Yangtinya, Sumarni pula namanya, mau tak mau menanggung beban membesarkannya. Kerjaannya hanya menjahit kain jarik gendong untuk bayi. Itu pula tak seberapa; paling mahal juga hanya dapat Rp5.000,00. Kecuali kepala desa dan antek-anteknya, tiada yang punya uang sebesar itu.

Pakdhe dan budhenya entah kemana pada masa itu. Sudah minggat, sudah pindah ke luar kota sekalinya mereka dapat kesempatan. Menjadi pedagang asongan, supir taksi, TKW ke Malaysia atau pun pengamen di Surabaya dan Malang. Hanya satu kerabatnya yang masih tinggal; Paklik Darmo, petani sewaan melanjutkan pekerjaan ayahnya yang terbengkalai setelah dia meninggal.

Sumarni kecil tumbuh menjadi kembang desa. Kulit sawo matangnya manis, matanya belo berwarna coklat gelap, rambutnya hitam legam selutut dan senyumannya seindah mentari. Umurnya belum 10 tahun dan sudah banyak orang tua yang meminangnya dengan anak laki-lakinya. Tidak kurang pula, Sumarni kecil juga siswi terpintar di sekolah dasarnya.

Sayangnya ia harus berhenti di tingkat sekolah dasar. SMP terdekat ada di kota administrasi Jombang yang memakan perjalanan paling cepat selama 5 jam dengan jalan kaki. Tidak, lebih baik Sumarni membantu yangtinya menjahit dan memasarkan kain jariknya.

Semakin tumbuh besar, Sumarni semakin merekah. Parasnya cantik, tubuhnya melok, namun kecil. Benar-benar primadona untuk desa terpencil seperti kampungnya.

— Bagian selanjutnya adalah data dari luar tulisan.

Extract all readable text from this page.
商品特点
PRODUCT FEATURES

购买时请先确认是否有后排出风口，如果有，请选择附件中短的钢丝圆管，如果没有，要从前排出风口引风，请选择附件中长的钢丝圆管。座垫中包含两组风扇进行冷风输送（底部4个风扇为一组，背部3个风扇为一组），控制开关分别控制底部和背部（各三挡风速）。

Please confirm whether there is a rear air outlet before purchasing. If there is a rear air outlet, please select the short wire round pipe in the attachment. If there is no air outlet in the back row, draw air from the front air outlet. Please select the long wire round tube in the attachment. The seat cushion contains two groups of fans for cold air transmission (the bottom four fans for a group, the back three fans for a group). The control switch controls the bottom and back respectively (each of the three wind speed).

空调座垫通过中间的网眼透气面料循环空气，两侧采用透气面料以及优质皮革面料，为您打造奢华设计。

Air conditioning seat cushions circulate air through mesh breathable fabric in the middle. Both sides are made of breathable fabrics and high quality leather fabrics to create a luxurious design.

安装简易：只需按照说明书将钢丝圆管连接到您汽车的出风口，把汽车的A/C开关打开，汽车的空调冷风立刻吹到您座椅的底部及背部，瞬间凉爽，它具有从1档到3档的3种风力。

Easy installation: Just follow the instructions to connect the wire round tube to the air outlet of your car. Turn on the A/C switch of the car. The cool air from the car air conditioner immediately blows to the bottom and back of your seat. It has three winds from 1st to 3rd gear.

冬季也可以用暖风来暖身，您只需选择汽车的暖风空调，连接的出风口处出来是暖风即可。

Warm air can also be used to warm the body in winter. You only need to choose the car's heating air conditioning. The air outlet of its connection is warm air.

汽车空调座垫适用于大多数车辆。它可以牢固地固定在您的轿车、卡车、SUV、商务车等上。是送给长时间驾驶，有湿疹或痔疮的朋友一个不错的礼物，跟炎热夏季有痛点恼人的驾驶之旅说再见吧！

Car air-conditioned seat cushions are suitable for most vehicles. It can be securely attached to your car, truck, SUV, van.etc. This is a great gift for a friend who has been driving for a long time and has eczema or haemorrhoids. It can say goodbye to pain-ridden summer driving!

Tak salah bila Pakdhe Karto, seorang supir taksi di Jakarta, menawarkannya hidup di ibukota bila temannya boleh menikahinya.

Sumarni muda dengan masa depan cemerlang di cakrawala pun setuju. Tidak bisa ia tumbuh di desa sekecil ini, pikirnya. Ia harus pergi, keluar, meninggalkan segalanya. Paimin, supir taksi dua kali umurnya, teman Pakdhe Karto, datang jauh-jauh dari Jakarta untuk menjemputnya dan membopongnya ke Jakarta dengan kereta ekonomi dari Jombang.

Di ibukota, dibawalah ia ke masjid setempat untuk dinikahi. Sudahlah, ia menjadi istri supir taksi di Jakarta. Untuk keluarganya, itu sudah sukses. Sudah mandiri, sudah bisa dilepas. Dilepaslah ia.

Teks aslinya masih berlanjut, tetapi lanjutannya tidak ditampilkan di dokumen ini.